Dr. Handal attended the ninth annual Border Health Conference in Washington, D.C., in July.

"My impression was really our representatives are so partisan they don't think about things clearly," he said. 

He says immigrants will continue to cross the border and put a strain on the country's resources if there is no repatriation process. 

"The system the way it is, is not working," he said. "We need to accelerate the judicial process as well as to extend the regulations we have with Mexico and Canada of immediate repatriation when there is no case for a refugee status."

El Paso County Medical Society President Juan Escobar, MD, spoke about immigration at the Border Health Conference. He said the country needs a long-term fix. 

"We need to have some leadership by our elected officials to try to stem the tide," he said. "It's a problem, and the elected officials don't want to do anything about it." 

He says after the border crisis this summer, hundreds of thousands of Guatemalans, Hondurans, and Salvadorans got the message they can cross the border undocumented, and the United States will take them in.

Dr. Escobar says many physicians are happy to volunteer during an emergency, but the flood of immigrants could become a regular occurrence.

"Basically, it was the private sector that was handling all the medical issues," he said. 

Kara Nuzback can be reached by telephone at (800) 880-1300, ext. 1393, or (512) 370-1393; by fax at (512) 370-1629; or by email.

SIDEBAR

After the Influx

The spread of infectious disease turned out to be an unfounded fear during this summer's massive inflow of undocumented immigrants, but stress, trauma, and mental illness remain a possibility for many children who made the journey without their parents.

During a conference call between the Texas Department of State Health Services (DSHS) and TMA on July 9, Brownsville pediatrician Marsha Griffin, MD, noted most children don't report violent events they've witnessed.

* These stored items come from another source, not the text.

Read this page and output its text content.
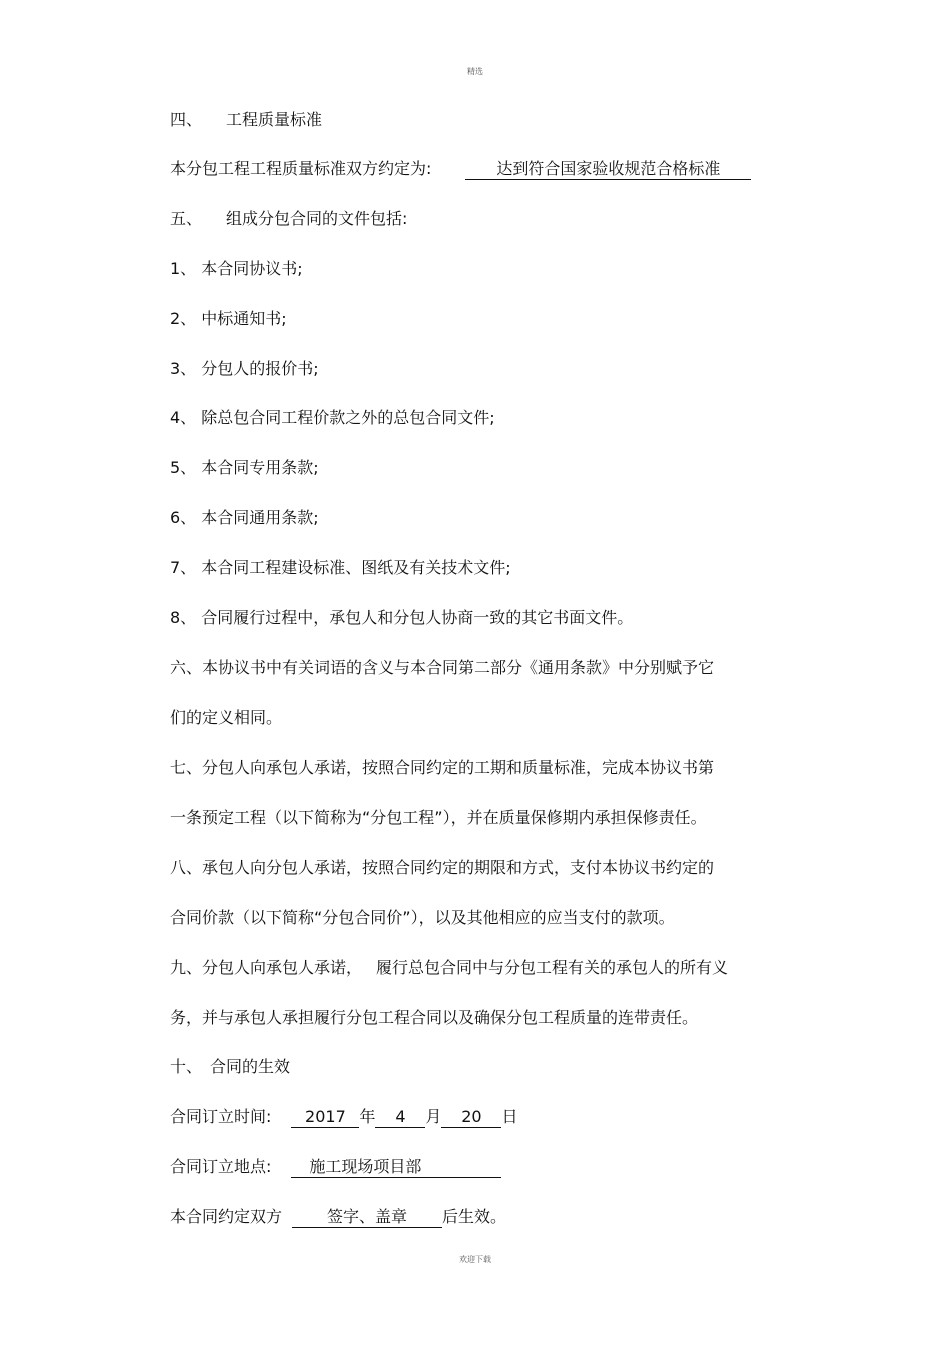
精选
四、 工程质量标准
本分包工程工程质量标准双方约定为:	达到符合国家验收规范合格标准
五、 组成分包合同的文件包括:
1、 本合同协议书;
2、 中标通知书;
3、 分包人的报价书;
4、 除总包合同工程价款之外的总包合同文件;
5、 本合同专用条款;
6、 本合同通用条款;
7、 本合同工程建设标准、图纸及有关技术文件;
8、 合同履行过程中，承包人和分包人协商一致的其它书面文件。
六、本协议书中有关词语的含义与本合同第二部分《通用条款》中分别赋予它
们的定义相同。
七、分包人向承包人承诺，按照合同约定的工期和质量标准，完成本协议书第
一条预定工程（以下简称为“分包工程”），并在质量保修期内承担保修责任。
八、承包人向分包人承诺，按照合同约定的期限和方式，支付本协议书约定的
合同价款（以下简称“分包合同价”），以及其他相应的应当支付的款项。
九、分包人向承包人承诺， 履行总包合同中与分包工程有关的承包人的所有义
务，并与承包人承担履行分包工程合同以及确保分包工程质量的连带责任。
十、 合同的生效
合同订立时间: 2017 年 4 月 20 日
合同订立地点: 施工现场项目部
本合同约定双方	签字、盖章 后生效。
欢迎下载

"It's an important thing to gently ask over time; they're not going to tell somebody the first time they see them," she said, adding that she alerts teachers and school staff of patients who have experienced traumatic events.

DSHS Commissioner David Lakey, MD, says the trauma for child immigrants can be twofold: events in their native countries that caused their parents to send them to the United States and the trauma they may have experienced on their journey.

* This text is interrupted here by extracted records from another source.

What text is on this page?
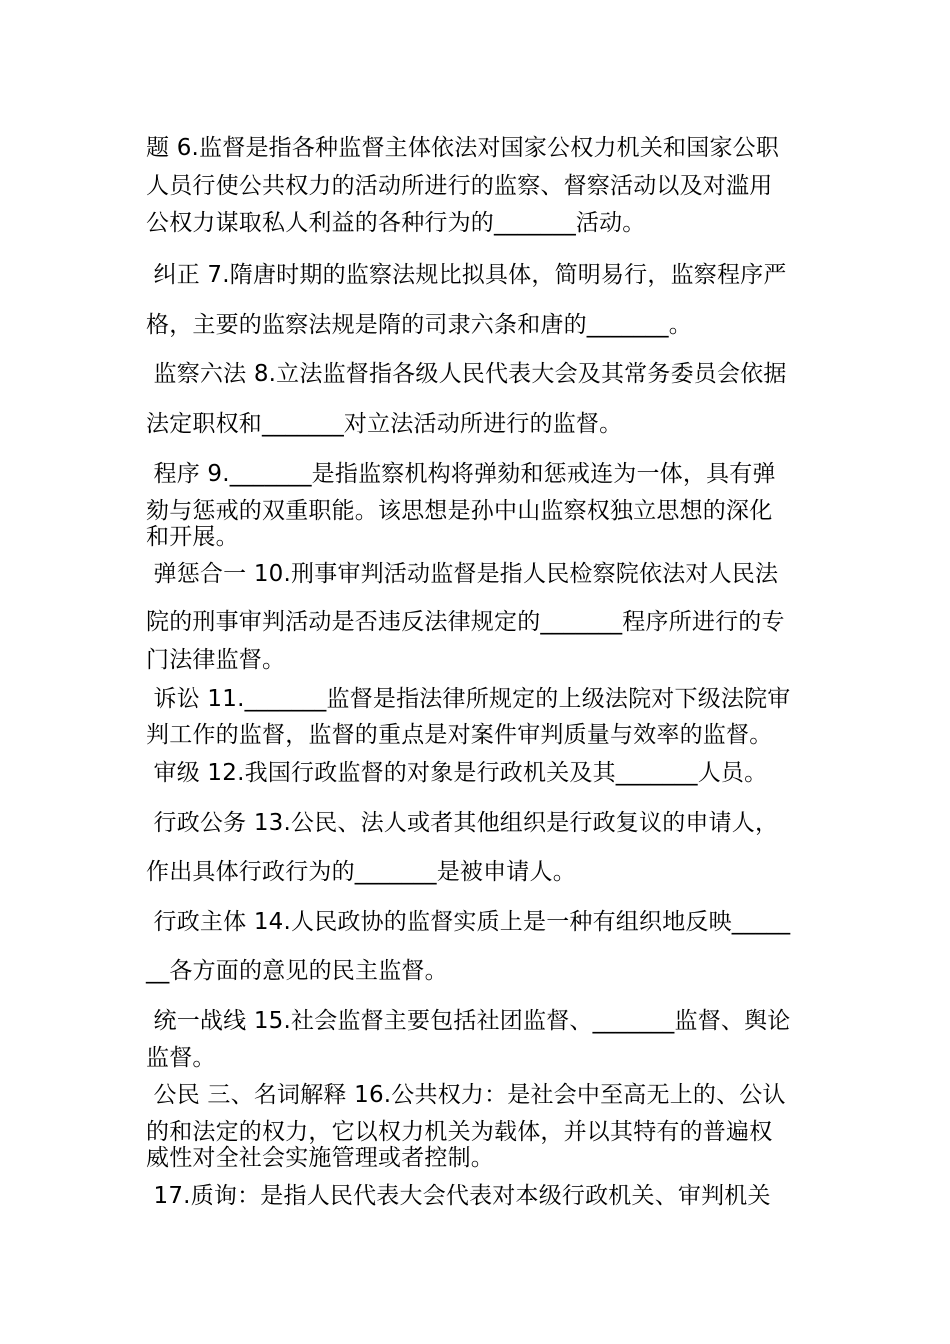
题 6.监督是指各种监督主体依法对国家公权力机关和国家公职
人员行使公共权力的活动所进行的监察、督察活动以及对滥用
公权力谋取私人利益的各种行为的_______活动。
纠正 7.隋唐时期的监察法规比拟具体，简明易行，监察程序严
格，主要的监察法规是隋的司隶六条和唐的_______。
监察六法 8.立法监督指各级人民代表大会及其常务委员会依据
法定职权和_______对立法活动所进行的监督。
程序 9._______是指监察机构将弹劾和惩戒连为一体，具有弹
劾与惩戒的双重职能。该思想是孙中山监察权独立思想的深化
和开展。
弹惩合一 10.刑事审判活动监督是指人民检察院依法对人民法
院的刑事审判活动是否违反法律规定的_______程序所进行的专
门法律监督。
诉讼 11._______监督是指法律所规定的上级法院对下级法院审
判工作的监督，监督的重点是对案件审判质量与效率的监督。
审级 12.我国行政监督的对象是行政机关及其_______人员。
行政公务 13.公民、法人或者其他组织是行政复议的申请人，
作出具体行政行为的_______是被申请人。
行政主体 14.人民政协的监督实质上是一种有组织地反映_____
__各方面的意见的民主监督。
统一战线 15.社会监督主要包括社团监督、_______监督、舆论
监督。
公民 三、名词解释 16.公共权力：是社会中至高无上的、公认
的和法定的权力，它以权力机关为载体，并以其特有的普遍权
威性对全社会实施管理或者控制。
17.质询：是指人民代表大会代表对本级行政机关、审判机关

"There's abuse of the girls — rape, etc. — that takes place," he said. "A lot of those things don't become obvious the first time you see individuals."

El Paso family physician David Palafox, MD, who volunteered his time this summer to screen women and children who crossed the border, says the trauma from the journey of unaccompanied minors might pale in comparison to the experiences they had in their home countries.

"I have no idea what they were dealing with where they came from," he said. They came to the United States for a better way of life, he adds.

"If I were living somewhere else, I'd come to the United States if I could," he said.